As Mexico Deregulates Oil Industry, American Ethanol Shines

SIOUX FALLS, SD – Last week, American Coalition for Ethanol (ACE) Senior Vice President Ron Lamberty spoke at the first technical ethanol information forum to be held in Juárez, Mexico. The forums are a joint effort of the U.S. Grains Council (USGC) and the Mexican Association of Service Station Suppliers (AMPES) to inform Mexican petroleum marketers about opportunities in sourcing, marketing, and retailing ethanol-blended gasoline. In August, Lamberty moderated a panel at the Argus Mexico Fuel Markets Summit in Mexico City to discuss the role the U.S. can play in Mexico’s fuel market.
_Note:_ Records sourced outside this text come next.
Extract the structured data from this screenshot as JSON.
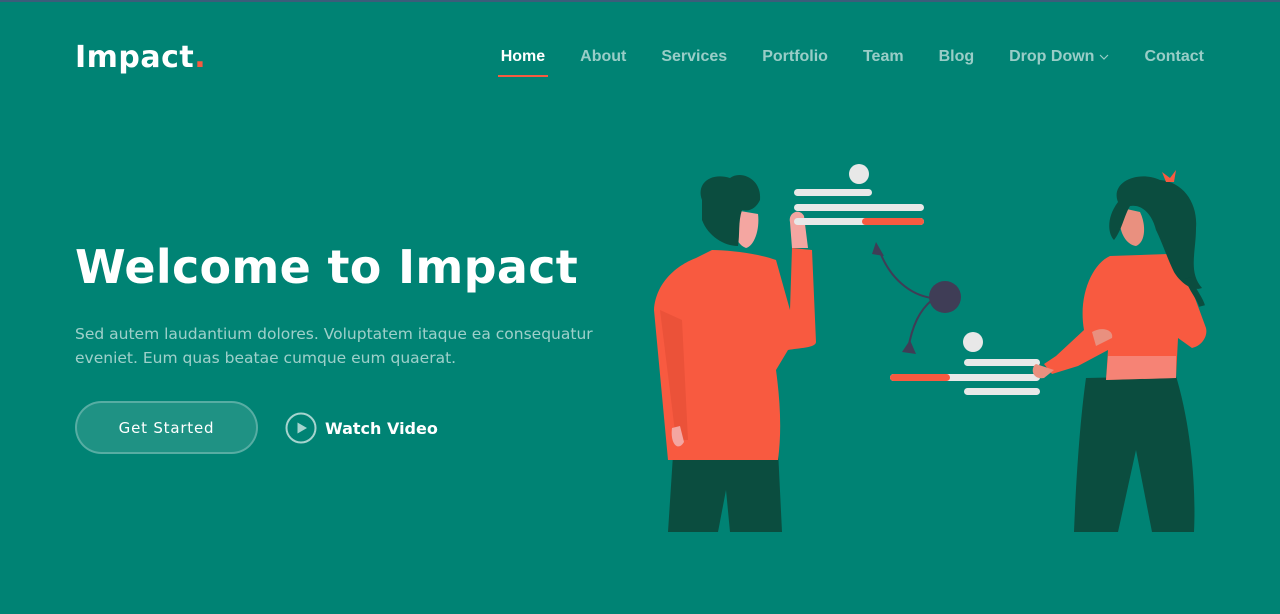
{
  "brand": {
    "name": "Impact",
    "dot": "."
  },
  "nav": {
    "items": [
      {
        "label": "Home",
        "active": true
      },
      {
        "label": "About"
      },
      {
        "label": "Services"
      },
      {
        "label": "Portfolio"
      },
      {
        "label": "Team"
      },
      {
        "label": "Blog"
      },
      {
        "label": "Drop Down",
        "has_dropdown": true
      },
      {
        "label": "Contact"
      }
    ]
  },
  "hero": {
    "title": "Welcome to Impact",
    "text": "Sed autem laudantium dolores. Voluptatem itaque ea consequatur eveniet. Eum quas beatae cumque eum quaerat.",
    "primary_button": "Get Started",
    "video_button": "Watch Video"
  },
  "colors": {
    "background": "#008374",
    "accent": "#f85a40",
    "text": "#ffffff",
    "person_dark": "#0b4d3f",
    "shirt": "#f85a40"
  },
  "icons": {
    "play": "play-circle-icon",
    "dropdown": "chevron-down-icon"
  }
}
As the Mexican government deregulates the petroleum market, retailers are expressing interest in incorporating ethanol blends. Now even Pemex, Mexico’s state-owned oil company, has indicated it may be interested in blending ethanol with gasoline. Last month, Pemex’s proposed budget for 2020 included $50 million toward reconfiguring terminals to handle ethanol. The original project, which Pemex shut down in 2008, called for just under 6 percent ethanol in Magna (regular) gasoline. If the oil giant uses the same equations, Pemex could be buying 50 million gallons of ethanol a month sometime late next year. About 90 percent of the stations in Mexico source their gasoline either directly from Pemex or through a Pemex distributor, and ethanol ma provide another opportunity to build and hold market share.